Gemeinsam mit der Organisation FTDES hat die CIR Arbeitsrechtsverletzungen in einer Fabrik in Tunesien festgestellt, in der Militäruniformen genäht werden. Die Fabrik produziert für einen deutschen Hersteller, der nach eigenen Angaben bis vor kurzem die Bundeswehr belieferte. Die Beschaffungsstelle der Bundeswehr war nicht bereit, der CIR Auskunft darüber zu erteilen, ob weiterhin Lieferbeziehungen bestehen und welche Maßnahmen sie gegen die Arbeitsrechtsverletzungen ergreifen wird. Und das, obwohl die Bundesregierung die besondere menschenrechtliche Verantwortung öffentlicher Auftraggeber beim Einkauf anerkennt.
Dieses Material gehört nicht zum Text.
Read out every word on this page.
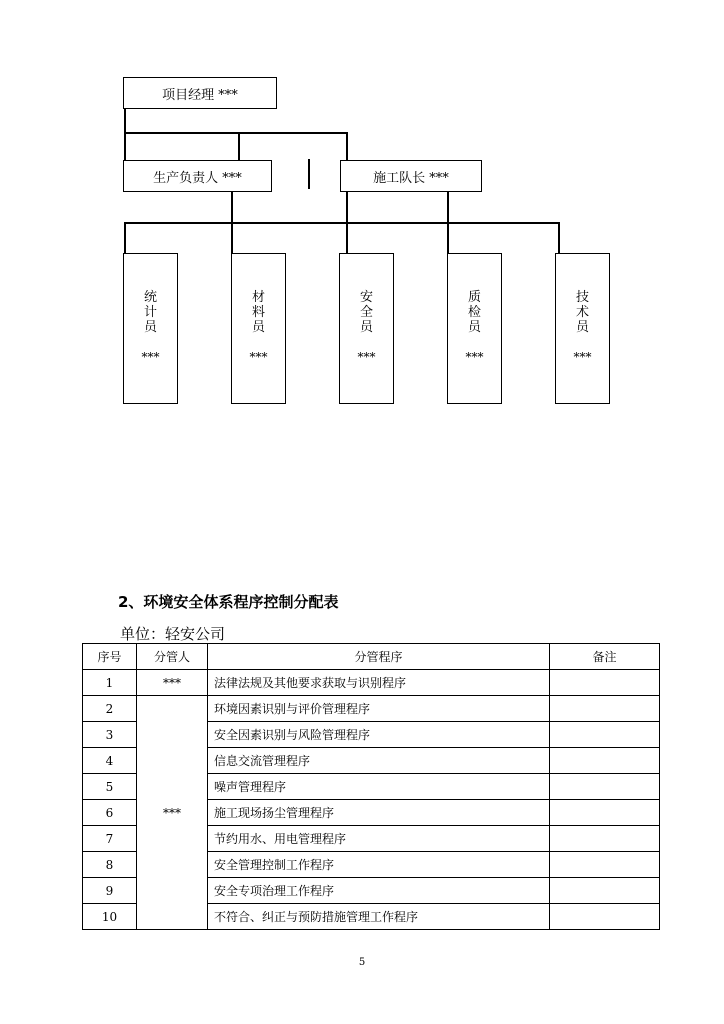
项目经理 ***
生产负责人 ***	施工队长 ***
统
计
员
***
材
料
员
***
安
全
员
***
质
检
员
***
技
术
员
***
2、环境安全体系程序控制分配表
单位：轻安公司
序号	分管人	分管程序	备注
1	***	法律法规及其他要求获取与识别程序	
2	***	环境因素识别与评价管理程序	
3		安全因素识别与风险管理程序	
4		信息交流管理程序	
5		噪声管理程序	
6		施工现场扬尘管理程序	
7		节约用水、用电管理程序	
8		安全管理控制工作程序	
9		安全专项治理工作程序	
10		不符合、纠正与预防措施管理工作程序	
5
„Weder der Staat in Tunesien noch die Regierungen im Ausland kümmern sich um uns“, bedauert eine Arbeiterin einer tunesischen Textilfabrik in Bizerta im Norden Tunesiens im Interview mit der tunesischen Arbeitsrechtsorganisation FTDES. Davon muss sich auch die deutsche Bundesregierung angesprochen fühlen. Denn die Frau näht Militärbekleidung mit der Deutschlandfahne. Die Fabrik produziert für den Militärbekleidungshersteller Leo Köhler mit Hauptsitz im hessischen Poppenhausen. Leo Köhler belieferte wiederum nach eigenen Angaben bis vor kurzem die Beschaffungsstelle Bundeswehr für Bekleidung.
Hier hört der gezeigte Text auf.